Elle lui répondit par un large sourire, et se mit debout sur ses jambes. Elle chancela quelque peu ; Thomas lui offrit son bras auquel elle se raccrocha afin de se maintenir debout. En un rapide mouvement elle s'empara de son sac à main, dont elle mit la lanière sur son épaule, et ils quittèrent le Dickens, toujours en discutant et en riant.
L'appartement de Thomas se situait à quelques rues de là, dans le sens opposé de celui de Valentine. Il y avait dix minutes pour se rendre de son appartement au pub, et un quart d'heure de marche supplémentaire pour aller chez lui. Bien sûr, il y avait moyen d'utiliser le métro ou les bus pour raccourcir un peu le chemin. Mais lui comme elle adorait marcher, et passée une certaine heure, la faune des transports en communs était singulière et peu fréquentable. Toutes les excuses étaient bonnes pour faire ce bout de chemin à pied.
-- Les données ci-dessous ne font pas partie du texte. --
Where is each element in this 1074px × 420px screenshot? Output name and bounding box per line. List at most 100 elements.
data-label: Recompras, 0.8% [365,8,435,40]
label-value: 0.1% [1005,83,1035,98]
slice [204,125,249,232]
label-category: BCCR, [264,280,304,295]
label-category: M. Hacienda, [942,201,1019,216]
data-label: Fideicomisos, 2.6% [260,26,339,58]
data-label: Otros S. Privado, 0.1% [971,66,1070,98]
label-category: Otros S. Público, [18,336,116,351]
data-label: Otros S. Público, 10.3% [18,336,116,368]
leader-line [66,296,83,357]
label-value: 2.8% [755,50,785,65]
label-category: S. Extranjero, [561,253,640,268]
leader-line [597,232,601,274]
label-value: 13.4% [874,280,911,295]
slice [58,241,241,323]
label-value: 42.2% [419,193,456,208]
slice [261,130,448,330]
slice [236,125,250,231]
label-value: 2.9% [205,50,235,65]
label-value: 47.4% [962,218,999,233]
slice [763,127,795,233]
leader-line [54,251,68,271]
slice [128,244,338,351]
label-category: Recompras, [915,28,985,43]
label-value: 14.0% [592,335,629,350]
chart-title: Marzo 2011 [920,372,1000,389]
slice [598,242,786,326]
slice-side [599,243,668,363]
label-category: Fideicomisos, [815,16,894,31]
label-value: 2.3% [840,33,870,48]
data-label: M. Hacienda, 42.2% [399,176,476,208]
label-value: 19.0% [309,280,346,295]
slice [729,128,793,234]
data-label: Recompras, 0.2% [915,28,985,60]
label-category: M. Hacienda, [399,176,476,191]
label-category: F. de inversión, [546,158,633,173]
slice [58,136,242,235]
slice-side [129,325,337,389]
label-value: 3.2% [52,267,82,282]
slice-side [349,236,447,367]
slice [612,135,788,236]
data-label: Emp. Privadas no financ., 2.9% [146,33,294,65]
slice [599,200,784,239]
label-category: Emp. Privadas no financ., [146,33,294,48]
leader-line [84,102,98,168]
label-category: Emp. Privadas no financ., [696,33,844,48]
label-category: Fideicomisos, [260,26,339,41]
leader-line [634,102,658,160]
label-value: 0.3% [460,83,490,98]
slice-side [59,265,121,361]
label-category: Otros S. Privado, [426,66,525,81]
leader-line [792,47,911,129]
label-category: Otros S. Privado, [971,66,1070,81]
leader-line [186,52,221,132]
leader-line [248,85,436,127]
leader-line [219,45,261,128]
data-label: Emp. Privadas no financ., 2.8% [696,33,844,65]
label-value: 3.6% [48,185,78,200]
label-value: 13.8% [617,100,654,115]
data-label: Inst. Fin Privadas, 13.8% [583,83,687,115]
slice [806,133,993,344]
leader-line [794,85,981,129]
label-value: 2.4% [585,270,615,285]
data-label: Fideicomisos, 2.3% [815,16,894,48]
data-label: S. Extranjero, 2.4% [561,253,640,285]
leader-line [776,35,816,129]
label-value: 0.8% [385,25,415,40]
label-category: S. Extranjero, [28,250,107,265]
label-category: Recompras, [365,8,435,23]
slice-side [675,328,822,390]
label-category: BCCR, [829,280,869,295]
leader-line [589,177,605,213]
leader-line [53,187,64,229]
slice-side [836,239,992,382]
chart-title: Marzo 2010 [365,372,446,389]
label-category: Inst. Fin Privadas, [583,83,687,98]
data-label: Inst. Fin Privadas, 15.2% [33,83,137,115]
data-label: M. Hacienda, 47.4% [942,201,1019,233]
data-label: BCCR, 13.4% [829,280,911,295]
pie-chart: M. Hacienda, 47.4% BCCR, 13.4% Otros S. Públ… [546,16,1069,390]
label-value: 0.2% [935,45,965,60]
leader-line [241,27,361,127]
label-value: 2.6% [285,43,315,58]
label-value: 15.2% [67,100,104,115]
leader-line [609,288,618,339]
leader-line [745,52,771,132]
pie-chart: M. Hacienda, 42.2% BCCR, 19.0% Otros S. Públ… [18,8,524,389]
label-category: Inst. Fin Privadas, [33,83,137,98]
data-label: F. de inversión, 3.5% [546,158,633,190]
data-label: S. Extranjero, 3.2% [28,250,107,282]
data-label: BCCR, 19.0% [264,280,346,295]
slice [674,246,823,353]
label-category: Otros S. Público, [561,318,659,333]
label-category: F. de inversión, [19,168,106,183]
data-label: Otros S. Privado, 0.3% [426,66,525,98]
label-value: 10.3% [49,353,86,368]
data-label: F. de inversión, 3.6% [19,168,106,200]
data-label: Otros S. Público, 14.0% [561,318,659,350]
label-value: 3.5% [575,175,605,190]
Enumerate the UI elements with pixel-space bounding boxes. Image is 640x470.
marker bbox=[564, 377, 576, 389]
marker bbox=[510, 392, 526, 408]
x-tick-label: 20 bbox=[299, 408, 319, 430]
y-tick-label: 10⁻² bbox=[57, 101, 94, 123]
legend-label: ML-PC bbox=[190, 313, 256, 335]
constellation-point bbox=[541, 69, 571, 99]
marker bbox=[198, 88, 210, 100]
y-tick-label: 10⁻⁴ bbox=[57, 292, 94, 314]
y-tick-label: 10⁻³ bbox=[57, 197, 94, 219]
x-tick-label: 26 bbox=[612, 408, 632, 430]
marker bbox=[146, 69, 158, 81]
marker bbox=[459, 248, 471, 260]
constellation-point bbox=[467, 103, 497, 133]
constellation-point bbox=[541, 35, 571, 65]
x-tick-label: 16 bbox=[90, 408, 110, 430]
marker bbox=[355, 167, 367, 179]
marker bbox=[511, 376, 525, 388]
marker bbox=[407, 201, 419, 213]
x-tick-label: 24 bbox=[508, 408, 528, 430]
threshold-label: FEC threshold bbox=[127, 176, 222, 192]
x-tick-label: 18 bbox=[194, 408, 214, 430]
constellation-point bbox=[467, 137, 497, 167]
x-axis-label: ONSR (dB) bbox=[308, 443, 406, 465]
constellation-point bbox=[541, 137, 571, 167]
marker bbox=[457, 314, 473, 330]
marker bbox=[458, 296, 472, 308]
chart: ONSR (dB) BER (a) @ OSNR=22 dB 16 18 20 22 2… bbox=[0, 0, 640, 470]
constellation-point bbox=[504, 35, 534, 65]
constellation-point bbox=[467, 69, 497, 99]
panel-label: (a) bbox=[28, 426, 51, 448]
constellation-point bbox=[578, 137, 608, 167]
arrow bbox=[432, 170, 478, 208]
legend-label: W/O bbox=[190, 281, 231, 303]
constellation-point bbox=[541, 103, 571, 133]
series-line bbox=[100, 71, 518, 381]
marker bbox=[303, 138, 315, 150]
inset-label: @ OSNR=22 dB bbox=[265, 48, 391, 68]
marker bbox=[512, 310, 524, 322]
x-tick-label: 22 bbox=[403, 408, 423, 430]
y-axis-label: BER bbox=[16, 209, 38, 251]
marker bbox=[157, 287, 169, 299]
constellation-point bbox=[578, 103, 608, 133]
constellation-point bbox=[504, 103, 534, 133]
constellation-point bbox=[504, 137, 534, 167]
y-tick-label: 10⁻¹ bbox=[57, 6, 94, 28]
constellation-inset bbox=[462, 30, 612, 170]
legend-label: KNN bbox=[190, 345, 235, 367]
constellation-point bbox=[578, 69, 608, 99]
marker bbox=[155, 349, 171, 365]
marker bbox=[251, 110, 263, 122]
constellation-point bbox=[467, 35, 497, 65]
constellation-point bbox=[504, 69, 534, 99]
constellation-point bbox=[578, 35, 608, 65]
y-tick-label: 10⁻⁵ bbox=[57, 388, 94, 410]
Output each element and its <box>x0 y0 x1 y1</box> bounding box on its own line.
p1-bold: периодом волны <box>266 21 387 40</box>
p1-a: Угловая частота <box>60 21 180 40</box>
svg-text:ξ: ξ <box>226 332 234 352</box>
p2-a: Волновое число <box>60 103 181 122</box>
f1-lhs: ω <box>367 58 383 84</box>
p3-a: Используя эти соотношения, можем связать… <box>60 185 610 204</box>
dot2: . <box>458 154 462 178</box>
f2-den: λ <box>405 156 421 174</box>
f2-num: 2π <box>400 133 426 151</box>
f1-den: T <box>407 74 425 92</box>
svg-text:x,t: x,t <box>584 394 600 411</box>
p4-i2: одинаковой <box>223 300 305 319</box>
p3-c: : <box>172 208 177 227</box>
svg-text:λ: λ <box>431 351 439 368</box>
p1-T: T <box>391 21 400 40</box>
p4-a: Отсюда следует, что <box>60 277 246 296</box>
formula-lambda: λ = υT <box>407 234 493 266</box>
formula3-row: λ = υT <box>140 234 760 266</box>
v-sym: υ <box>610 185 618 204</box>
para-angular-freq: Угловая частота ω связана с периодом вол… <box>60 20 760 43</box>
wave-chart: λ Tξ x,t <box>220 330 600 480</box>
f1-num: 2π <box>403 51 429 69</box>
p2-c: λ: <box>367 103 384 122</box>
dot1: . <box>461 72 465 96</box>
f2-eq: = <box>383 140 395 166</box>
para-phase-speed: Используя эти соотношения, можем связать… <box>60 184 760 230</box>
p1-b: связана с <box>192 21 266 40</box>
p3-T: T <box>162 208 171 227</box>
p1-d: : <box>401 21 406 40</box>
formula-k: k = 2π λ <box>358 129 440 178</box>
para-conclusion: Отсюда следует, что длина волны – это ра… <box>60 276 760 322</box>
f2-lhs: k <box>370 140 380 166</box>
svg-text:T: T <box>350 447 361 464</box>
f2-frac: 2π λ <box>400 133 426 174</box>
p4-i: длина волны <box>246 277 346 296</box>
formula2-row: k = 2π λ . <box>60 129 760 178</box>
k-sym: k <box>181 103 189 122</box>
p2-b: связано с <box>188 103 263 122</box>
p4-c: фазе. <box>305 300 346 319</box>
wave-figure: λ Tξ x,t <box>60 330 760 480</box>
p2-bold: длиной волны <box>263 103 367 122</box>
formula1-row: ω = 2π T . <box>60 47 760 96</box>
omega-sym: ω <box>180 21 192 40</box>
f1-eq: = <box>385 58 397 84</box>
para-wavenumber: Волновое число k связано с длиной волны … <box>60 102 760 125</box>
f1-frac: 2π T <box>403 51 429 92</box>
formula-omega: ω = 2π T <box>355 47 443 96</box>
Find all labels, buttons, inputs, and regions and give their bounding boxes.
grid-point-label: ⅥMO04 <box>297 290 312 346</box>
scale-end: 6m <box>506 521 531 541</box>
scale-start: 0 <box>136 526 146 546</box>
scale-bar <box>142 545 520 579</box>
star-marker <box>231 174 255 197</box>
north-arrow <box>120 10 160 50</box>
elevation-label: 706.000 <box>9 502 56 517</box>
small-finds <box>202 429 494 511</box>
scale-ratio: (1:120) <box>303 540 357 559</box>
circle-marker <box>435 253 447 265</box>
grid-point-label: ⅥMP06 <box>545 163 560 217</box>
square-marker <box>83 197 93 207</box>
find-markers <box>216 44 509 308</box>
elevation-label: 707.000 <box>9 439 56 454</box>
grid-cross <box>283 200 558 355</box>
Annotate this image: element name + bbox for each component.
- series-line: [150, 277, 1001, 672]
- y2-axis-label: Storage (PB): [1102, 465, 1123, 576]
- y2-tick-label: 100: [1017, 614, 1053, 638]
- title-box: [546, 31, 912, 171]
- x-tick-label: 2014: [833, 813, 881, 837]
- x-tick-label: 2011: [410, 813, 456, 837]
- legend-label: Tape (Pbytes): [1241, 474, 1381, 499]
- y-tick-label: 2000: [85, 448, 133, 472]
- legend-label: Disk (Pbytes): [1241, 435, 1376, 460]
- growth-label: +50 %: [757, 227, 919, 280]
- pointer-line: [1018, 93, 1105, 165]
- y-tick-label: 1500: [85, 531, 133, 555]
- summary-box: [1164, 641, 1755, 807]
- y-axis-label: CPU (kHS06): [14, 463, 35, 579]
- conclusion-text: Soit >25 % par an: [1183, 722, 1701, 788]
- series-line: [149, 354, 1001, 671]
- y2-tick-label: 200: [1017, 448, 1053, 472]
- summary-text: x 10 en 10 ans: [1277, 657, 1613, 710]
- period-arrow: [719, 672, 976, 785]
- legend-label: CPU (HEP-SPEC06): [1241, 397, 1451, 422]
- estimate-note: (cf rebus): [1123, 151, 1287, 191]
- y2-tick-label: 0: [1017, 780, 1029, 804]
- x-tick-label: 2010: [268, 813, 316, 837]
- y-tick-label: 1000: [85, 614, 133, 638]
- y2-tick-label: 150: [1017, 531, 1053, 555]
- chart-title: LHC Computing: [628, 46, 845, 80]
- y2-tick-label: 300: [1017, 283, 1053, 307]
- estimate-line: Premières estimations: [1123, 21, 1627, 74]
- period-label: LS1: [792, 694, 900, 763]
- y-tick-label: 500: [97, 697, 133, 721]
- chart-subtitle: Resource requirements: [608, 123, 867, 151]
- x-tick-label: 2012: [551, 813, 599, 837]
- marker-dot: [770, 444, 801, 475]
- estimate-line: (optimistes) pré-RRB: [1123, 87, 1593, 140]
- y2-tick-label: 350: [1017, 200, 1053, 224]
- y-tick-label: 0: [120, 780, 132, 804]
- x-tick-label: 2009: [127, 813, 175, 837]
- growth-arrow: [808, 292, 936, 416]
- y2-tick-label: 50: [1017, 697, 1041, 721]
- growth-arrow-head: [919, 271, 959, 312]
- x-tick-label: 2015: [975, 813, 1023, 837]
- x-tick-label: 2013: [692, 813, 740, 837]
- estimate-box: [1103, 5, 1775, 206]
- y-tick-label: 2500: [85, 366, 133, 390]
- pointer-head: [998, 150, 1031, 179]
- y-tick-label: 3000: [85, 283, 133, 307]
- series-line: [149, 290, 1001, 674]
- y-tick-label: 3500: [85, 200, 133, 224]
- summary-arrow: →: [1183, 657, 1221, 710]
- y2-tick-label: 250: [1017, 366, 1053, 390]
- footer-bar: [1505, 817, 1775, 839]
La résidence dans laquelle vivait le jeune homme se trouvait dans une ruelle en parallèle d'une grande avenue ; il était proche de beaucoup de petits commerces de proximité, dont des restaurants et autres fast-foods, y compris un établissement de l'enseigne O'Tacos, auquel ils se rendirent afin de s'acheter de quoi dîner. À huit heures et demie passées, il y avait un grand nombre de personnes qui y faisaient la queue. Ils s'y insérèrent, comme tout le monde, et attendirent leur tour.
« Tu sais, le vieux de tout à l'heure, commença Valentine en posant sa tête sur l'épaule de Thomas, les yeux fermés.
– Qu'est-ce qu'il a, ce vieux ?
– C'était un Chinois.
– Et ?
– J'ai pas pu m'empêcher de lui parler en chinois.
– Il a dû te prendre pour une meuf bizarre !
– T'imagines si je m'étais trompée, et qu'il était en vrai, genre, je sais pas, vietnamien ? La honte ! »
Ils repartirent dans un fou rire ; le cœur de la jeune femme se réchauffait lorsqu'elle entendait ce rire si particulier. Cela lui évoquait de très bons souvenirs de toutes ces soirées passées ensemble à se raconter des anecdotes insolites, et à rire tout en buvant divers mélanges d'alcool jusqu'à ne plus pouvoir tenir debout. Bien sûr, ils avaient aussi passé des moments plus calmes, mais elle n'avait pas envie de tourner ses pensées vers ce genre de choses ; elle sentait que si elle s'y abandonnait, elle se laisserait entièrement aller.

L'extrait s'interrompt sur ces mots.